What Is a Certificate of Deposit?

A certificate of deposit, or CD, is a type of restricted-access deposit from a bank, credit union or other financial institution. Basically, you hand over your cash for a fixed period of time in return for a specified rate of interest. The period usually runs from a few months to a few years. The idea is that you do not withdraw your money until the certificate matures. If you do, you'll be stung with an early withdrawal penalty which usually amounts to a few months' worth of interest. Once the CD matures, you can either cash it out without penalty or roll it over for a new term.

Because the bank is using your money, you are paid interest. Rates are generally higher than for a regular savings account. The more money you put into your CD, and the longer the term, the higher your rate will be. This means a bigger return on your investment.

What Is an IRA CD?

An IRA CD is actually just a plain old CD. The only difference is, you're buying the CD with the funds you have in your retirement account. If you invest all the funds in your IRA in CDs, then the IRA becomes an "IRA CD." It's that simple.

Some banks offer certificates of deposit called "IRA CDs" with longer terms of five to 10 years. But you can put any CD you want into an IRA; it does not need a special label. The interest you earn on the CD gets added to your IRA account on a tax-deferred basis. When the CD matures, everything in the account, including the accrued interest, automatically gets rolled over into another CD – and so on, and so on, possibly for decades, until you reach the age of retirement. You generally can stop the automatic rollover at each maturity date and use the money to purchase stocks, bonds or mutual funds to be held in your IRA instead, or even just keep the money in the savings account until you decide what to do with it.


The two products look similar on the surface and indeed, the difference between a CD and an IRA CD is subtle. Here are some things to watch out for:

Contribution limits: You can deposit as much as you like into regular CDs, but an IRA CD is subject to the same limitations on contributions as a traditional or Roth IRA. So, you're restricted in how much you can invest.

Early withdrawal penalties: Early withdrawal penalties apply to both regular CDs and IRA CDs. But, whereas a CD penalty will sting you for a few months' worth of interest, taking the money as part of an IRA withdrawal will also trigger penalties and taxes related to your retirement account.

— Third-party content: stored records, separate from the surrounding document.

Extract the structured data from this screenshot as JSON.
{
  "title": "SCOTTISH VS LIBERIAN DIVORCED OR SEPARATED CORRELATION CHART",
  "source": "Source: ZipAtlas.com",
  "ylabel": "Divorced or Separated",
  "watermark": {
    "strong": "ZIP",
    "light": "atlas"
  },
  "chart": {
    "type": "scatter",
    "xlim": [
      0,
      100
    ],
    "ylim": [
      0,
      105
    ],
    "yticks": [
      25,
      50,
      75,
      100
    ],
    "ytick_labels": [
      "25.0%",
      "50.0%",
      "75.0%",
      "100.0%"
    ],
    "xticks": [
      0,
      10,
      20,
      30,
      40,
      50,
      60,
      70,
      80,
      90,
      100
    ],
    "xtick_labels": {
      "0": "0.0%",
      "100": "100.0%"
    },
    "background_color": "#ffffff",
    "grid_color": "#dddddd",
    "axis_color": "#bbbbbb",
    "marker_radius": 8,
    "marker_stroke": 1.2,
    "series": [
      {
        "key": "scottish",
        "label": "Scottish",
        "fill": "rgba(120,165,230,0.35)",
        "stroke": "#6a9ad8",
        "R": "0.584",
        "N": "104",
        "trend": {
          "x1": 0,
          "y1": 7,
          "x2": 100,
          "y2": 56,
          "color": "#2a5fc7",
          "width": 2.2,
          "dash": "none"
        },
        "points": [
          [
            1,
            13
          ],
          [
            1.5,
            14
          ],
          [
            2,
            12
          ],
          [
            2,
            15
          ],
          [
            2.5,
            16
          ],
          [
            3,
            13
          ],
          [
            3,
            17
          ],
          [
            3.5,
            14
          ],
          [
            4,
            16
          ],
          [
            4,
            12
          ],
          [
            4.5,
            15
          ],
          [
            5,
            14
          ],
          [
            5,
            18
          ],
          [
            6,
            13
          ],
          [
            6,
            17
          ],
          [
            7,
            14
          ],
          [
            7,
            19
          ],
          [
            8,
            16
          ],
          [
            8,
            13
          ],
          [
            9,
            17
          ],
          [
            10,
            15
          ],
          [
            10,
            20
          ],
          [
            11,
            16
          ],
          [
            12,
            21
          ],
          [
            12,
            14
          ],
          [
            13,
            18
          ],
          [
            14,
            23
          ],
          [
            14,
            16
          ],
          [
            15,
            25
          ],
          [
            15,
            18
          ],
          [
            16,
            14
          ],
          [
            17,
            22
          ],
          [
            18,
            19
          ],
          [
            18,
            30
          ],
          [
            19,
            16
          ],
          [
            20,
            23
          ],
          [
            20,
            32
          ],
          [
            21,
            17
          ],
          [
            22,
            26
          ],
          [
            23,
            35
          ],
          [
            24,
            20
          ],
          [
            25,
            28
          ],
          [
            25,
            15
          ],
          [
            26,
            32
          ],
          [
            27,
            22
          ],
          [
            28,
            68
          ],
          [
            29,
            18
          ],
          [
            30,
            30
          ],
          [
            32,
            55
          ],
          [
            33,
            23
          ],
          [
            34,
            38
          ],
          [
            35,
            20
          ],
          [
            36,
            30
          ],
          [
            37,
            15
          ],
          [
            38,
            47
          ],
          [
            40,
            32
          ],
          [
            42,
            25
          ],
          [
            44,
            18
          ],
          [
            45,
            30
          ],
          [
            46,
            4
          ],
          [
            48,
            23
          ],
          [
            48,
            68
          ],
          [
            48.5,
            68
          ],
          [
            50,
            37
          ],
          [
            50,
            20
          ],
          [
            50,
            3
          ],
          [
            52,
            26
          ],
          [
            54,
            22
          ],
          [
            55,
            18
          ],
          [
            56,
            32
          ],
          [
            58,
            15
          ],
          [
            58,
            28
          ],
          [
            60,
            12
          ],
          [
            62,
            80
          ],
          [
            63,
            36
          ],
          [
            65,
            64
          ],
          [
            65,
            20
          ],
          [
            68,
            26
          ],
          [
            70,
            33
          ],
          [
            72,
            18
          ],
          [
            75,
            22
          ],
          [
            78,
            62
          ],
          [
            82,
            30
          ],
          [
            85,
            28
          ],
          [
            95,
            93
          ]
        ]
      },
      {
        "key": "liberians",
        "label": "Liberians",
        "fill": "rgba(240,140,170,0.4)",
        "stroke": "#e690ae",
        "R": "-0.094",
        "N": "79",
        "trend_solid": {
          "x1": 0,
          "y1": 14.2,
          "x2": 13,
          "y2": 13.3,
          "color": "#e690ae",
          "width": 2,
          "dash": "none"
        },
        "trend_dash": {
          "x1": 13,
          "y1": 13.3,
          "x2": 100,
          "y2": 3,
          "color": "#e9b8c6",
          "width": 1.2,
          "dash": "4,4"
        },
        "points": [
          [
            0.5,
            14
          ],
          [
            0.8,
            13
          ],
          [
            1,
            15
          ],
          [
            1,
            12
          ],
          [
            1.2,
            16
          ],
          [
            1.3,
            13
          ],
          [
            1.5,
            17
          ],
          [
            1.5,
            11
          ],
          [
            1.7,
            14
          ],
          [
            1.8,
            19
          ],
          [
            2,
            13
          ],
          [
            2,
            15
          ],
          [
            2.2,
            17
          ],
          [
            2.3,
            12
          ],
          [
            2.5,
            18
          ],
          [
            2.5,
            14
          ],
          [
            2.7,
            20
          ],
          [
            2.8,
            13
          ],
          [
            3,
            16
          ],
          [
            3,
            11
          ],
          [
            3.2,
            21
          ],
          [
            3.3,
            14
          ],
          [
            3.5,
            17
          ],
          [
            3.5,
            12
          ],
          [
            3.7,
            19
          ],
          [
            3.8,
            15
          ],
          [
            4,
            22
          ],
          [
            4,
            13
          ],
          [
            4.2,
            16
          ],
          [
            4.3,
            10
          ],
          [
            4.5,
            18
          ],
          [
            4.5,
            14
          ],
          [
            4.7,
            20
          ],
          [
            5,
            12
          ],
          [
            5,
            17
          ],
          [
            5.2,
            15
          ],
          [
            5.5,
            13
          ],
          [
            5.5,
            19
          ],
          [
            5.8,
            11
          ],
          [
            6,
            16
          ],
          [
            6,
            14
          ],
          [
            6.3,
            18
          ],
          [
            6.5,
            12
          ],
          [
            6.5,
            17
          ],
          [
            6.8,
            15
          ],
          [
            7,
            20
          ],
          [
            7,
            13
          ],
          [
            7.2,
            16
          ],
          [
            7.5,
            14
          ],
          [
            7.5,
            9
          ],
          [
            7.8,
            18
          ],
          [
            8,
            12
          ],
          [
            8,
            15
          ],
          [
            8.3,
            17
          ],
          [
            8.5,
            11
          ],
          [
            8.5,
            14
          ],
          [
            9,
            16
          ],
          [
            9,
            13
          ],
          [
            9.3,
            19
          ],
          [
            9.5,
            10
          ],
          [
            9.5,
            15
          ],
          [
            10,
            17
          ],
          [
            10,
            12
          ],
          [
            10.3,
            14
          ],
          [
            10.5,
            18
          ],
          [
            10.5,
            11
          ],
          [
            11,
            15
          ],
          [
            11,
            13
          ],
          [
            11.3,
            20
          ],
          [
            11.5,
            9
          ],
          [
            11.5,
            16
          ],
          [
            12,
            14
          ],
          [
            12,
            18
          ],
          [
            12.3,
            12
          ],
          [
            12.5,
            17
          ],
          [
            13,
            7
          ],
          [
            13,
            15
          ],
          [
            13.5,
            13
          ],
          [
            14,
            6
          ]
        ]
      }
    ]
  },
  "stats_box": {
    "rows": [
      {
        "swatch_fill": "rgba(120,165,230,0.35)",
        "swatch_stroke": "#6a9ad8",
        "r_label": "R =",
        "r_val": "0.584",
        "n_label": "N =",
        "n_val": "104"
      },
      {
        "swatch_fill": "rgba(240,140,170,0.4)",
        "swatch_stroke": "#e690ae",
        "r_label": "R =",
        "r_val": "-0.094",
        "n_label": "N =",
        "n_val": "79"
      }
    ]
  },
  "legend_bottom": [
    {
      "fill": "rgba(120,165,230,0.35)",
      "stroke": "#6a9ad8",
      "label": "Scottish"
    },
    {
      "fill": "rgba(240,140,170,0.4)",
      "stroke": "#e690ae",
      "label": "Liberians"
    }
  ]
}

Interest rates: Some banks make IRA CDs more attractive by offering higher rates than you'd get with a regular CD, usually in exchange for a longer term of, say, seven to 10 years. To give this context, the best rate for a one or two-year regular CD caps out around 2.9 percent in November 2018. A five-year IRA certificate, on the other hand, might offer 3.2 percent, or 3.5 percent if you invest $100,000 or more.

Who Should Invest in an IRA CD?

Like all cash products, CDs are a low-risk investment. As long as you open an account with a Federal Deposit Insurance Corporation-backed institution, your CD is insured for up to $250,000. So even if the institution goes bust, you won't lose your retirement fund.

Having a portion of your retirement account in CDs can also add predictability – grab a calculator and you can figure out exactly how much interest you'll earn and when. This level of certainty can be quite reassuring, especially if you are nearing retirement age and want to avoid losing some of your gains to a stock market downswing.

The major drawback with an IRA CD is you may be missing out on higher yields down the road. In the world of investing, playing it safe is never going to offer great returns. You almost certainly will get a better rate than you would with a high-yield savings account, but that bar is set extremely low. There's a good chance you won't build wealth fast enough to meet your retirement goals if the only investments you hold in your IRA are CDs.